Several questions in the survey appear to have been designed to counter criticism about the proportionality of such broad data retention, EDRI said, by asking whether retention has actually helped law enforcement agencies or whether its non-retention has harmed investigations. Question 7 -- on reimbursement of costs to CSPs -- seems to be based on “severe protest” by the European Internet Service Providers Assn. (EuroISPA), EDRI said.
The proposal is “a major issue for EuroISPA,” said Regulatory Affairs Mgr. Richard Nash.

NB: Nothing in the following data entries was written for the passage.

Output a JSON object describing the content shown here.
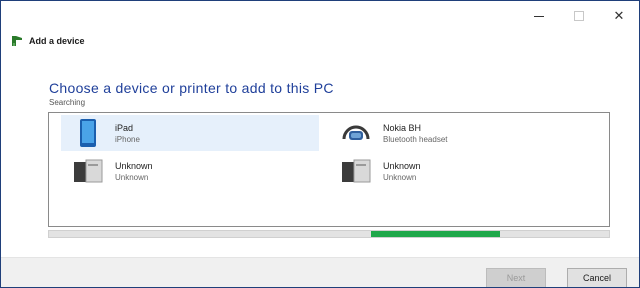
{
  "window": {
    "controls": {
      "close_glyph": "✕"
    }
  },
  "app": {
    "title": "Add a device",
    "icon": "add-device-icon"
  },
  "main": {
    "heading": "Choose a device or printer to add to this PC",
    "status": "Searching"
  },
  "devices": [
    {
      "name": "iPad",
      "type": "iPhone",
      "icon": "tablet-icon",
      "selected": true
    },
    {
      "name": "Nokia BH",
      "type": "Bluetooth headset",
      "icon": "headset-icon",
      "selected": false
    },
    {
      "name": "Unknown",
      "type": "Unknown",
      "icon": "generic-device-icon",
      "selected": false
    },
    {
      "name": "Unknown",
      "type": "Unknown",
      "icon": "generic-device-icon",
      "selected": false
    }
  ],
  "progress": {
    "fill_start": 0.575,
    "fill_end": 0.805,
    "color": "#1fa84a"
  },
  "footer": {
    "next_label": "Next",
    "cancel_label": "Cancel"
  },
  "colors": {
    "heading": "#1f3f9a",
    "border": "#1f3f7a",
    "selected_row": "#e6f0fb"
  }
}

The organization has had a meeting with the EC and representatives of member states in which it has stressed the importance of taking industry’ interests into account, he told us. EuroISPA has asked for a full consultation on the draft, he said.
It’s been rumored the proposal has caused a rift between the EC’s Justice & Home Affairs Directorate-Gen. (DG), which deals with law enforcement issues, and the Information Society (INFSO) DG., which is more keyed to communications industry issues. A Commission spokeswoman would say only that “JAI and INFSO are examining closely the data retention initiative…having jointly organised a meeting on 14 June with representatives of industry and Member States.” The EC “foresees an open consultation on the proposal and related issues, along with continued discussions with Member States,” the spokeswoman said.
But a 3rd DG -- Internal Market -- also enters the mix. Its Art. 29 Data Protection Working Party -- made up of Data Protection Commissioners (DPCs) from EU member states -- is readying an opinion on the proposal, the office indicated. The group is about to finalize a draft opinion, which Working Party members will then vote on.
The European Parliament hasn’t yet been asked to consider the issue of data retention but is likely to do so this fall, said a spokesman for the Group of the European Liberal Democrat & Reform Party (ELDR). Once the framework decision makes it to the EP, the Committee on Citizens’ Freedoms and Rights, Justice & Home Affairs will produce a report over which ELDR will have oversight, the spokesman said.
In the meantime, data protection officials from 14 of Germany’s 15 states, and the country’s national DPC, have panned the mandatary traffic data retention proposal and asked the German govt. to vote against it in the EU Council of Ministers, said EDRI EU Affairs Dir. Andreas Dietl. However, he said, Germany’s Minister of Interior Affairs is “known to be the driving force” behind a new law aimed at requiring date retention in Germany and is also pressuring other member state govts. to introduce similar measures, Dietl said.